A Berkeley Heights mom plans to be in Washington D.C. Wednesday to address Congress as part of Speak Now for Kids Family Advocacy Day. During the two-day event, Linda Waddell-Salvetti and nearly 30 others who have children with complex medical conditions will meet with lawmakers and urge them to continue supporting strong Medicaid programs for kids.

(Win McNamee, Getty Images)

Before Waddell-Salvetti's daughter Kara was born, she suffered a trauma that resulted in 80 percent blood loss. The child spent two months in the NICU and was finally able to come home, but was diagnosed with severe cerebral palsy.

"With the experts at Children's Specialized Hospital and the Medicaid coverage we had during that time, it was such a value to our family in learning how to care for our daughter," Waddell-Salvetti said. "It helped us put the puzzle pieces back after a trauma and function as a family. Because of everything we learned and the specialists, equipment, medication and services we had access to, we learned how to accept Kara's disabilities and care for her at home. She has been able to attend school full-time. It is a special needs school, but she enjoys it like every other kid."

Of the nation's 76 million children, approximately 3 million are medically complex, including those who:

  • Have diagnoses that are multiple and varied, from cerebral palsy to cystic fibrosis to congenital heart defects and childhood cancers.
  • Are under the continuous care of multiple health care providers in children's hospitals and other settings, often in more than one state.
  • Rely on expensive procedures, treatments, medications, equipment and therapies to maintain their health.
  • Experience frequent acute illnesses and chronic illness exacerbations that are difficult and time-consuming to manage, and result in hospital readmissions.

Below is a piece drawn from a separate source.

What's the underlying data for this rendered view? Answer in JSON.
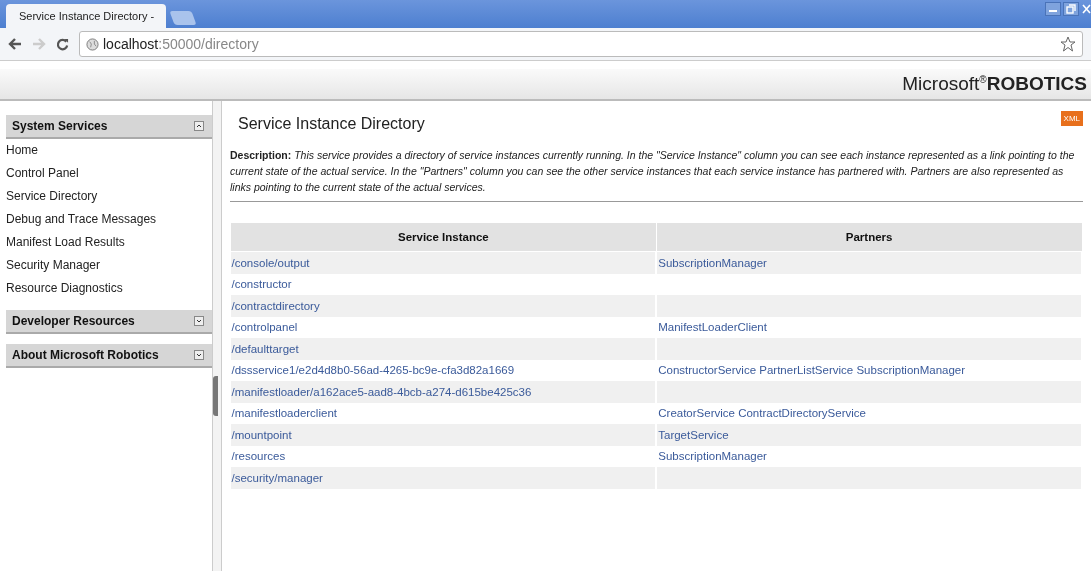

The population of children with medical complexity is growing at about 5 percent every year, and it is outpacing the population growth of children overall.

"In the beginning, it was a very emotional journey; there was no rule book for a child like Kara," Waddell-Salvetti said. "It was very important to assemble a team and have access to that team to learn, because it's overwhelming being a mom, but even more so with a child with such complex medical conditions. Because of the treatments Kara received and the education we received as her parents, we were able to care for her in our home and try to make life as regular as possible. Without those tools, I don't know that we would've been able to do that on our own."

The experts, and the ability to reach out to them at a moment's notice, have been invaluable to Waddell-Salvetti and her husband.

"Without the specialists and the safety net of Medicaid, our family would be either bankrupt or just traumatized by the whole situation," she said. "We now do normal things like everyone else. We go to Disney World, we go to dance competitions and we even added another daughter to our family."